Step 3: Sort into tasks and projects

Referencing the items left after the cull, create a list for tasks and another for projects. Be sure to write actionable tasks.

Look over your projects list again, and be sure that there is a next action for each project on your task list.

Step 4: Using the notebook

Master list/Inbox

Open your notebook to the centerfold (the middle spread where you can see the staples). Starting on the first page on the right, copy all of your tasks into your notebook.

From now on, write down every task, idea, phone number, book recommendation or whatever at the end of this list. It's okay if it gets messy.

If there's a due date associated with the item, write "DUE MM/DD" at the beginning of the line.

Once you've copied an item from your master list onto your daily list, mark it off.

Daily List

At the top of the first page of the notebook, write today's date. You'll do this on a new page every day.


Look at your task list. Is there anything you absolutely must do today? If so, write a heading like "Critical", "Hot", "Urgent & Important", or whatever effectively communicates that sense of urgency to you, and list those items here. You can put stars or exclamation marks in the margin for emphasis.

If you could possibly do it tomorrow do not post it here.

You should never have more than 5 items in this list. Ever. It's perfectly okay to not have any.

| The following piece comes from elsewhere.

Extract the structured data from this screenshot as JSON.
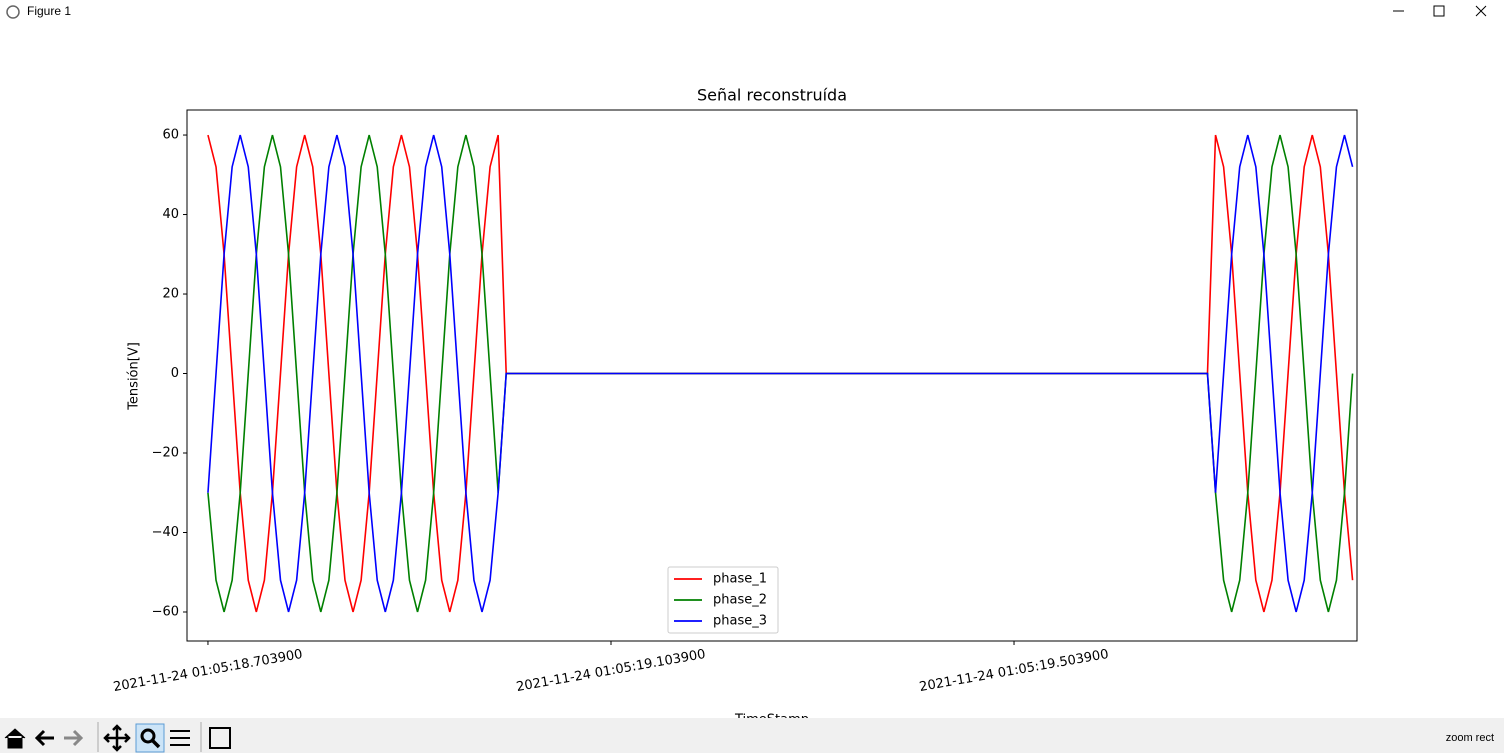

If there's anything on your master list that is due in the next week or two, write it under another heading called "Upcoming" along with any appropriate due dates.

Step 5: The Daily Ritual


  • Check your calendar
  • Work on something fun and/or fulfilling to get you started
  • Work on your critical items


  • Check your email (consider checking your email once a day, as late as possible) and enter any potential tasks into your master list
  • Spend no more than 2 minutes cleaning your desk


  • Write your list for the next day
    • Choose your critical items
    • Transfer any uncompleted tasks to the next page
    • Check your master list to see if anything is coming up in the next week or two
  • Enter events from your master list/inbox into your calendar


Say no whenever you can. The idea is to get your todo list as short as possible.

Delegate tasks whenever possible.

If something is really important to you, do it before lunch.

Be productive, don't "do productivity".

Consider keeping some index cards in your notebook for things like shopping lists and random notes.

You could keep a short list of active projects on one of those index cards.

Look into 30/30 Minute Work Cycle.

Look into the Seinfeld Streak Calendar.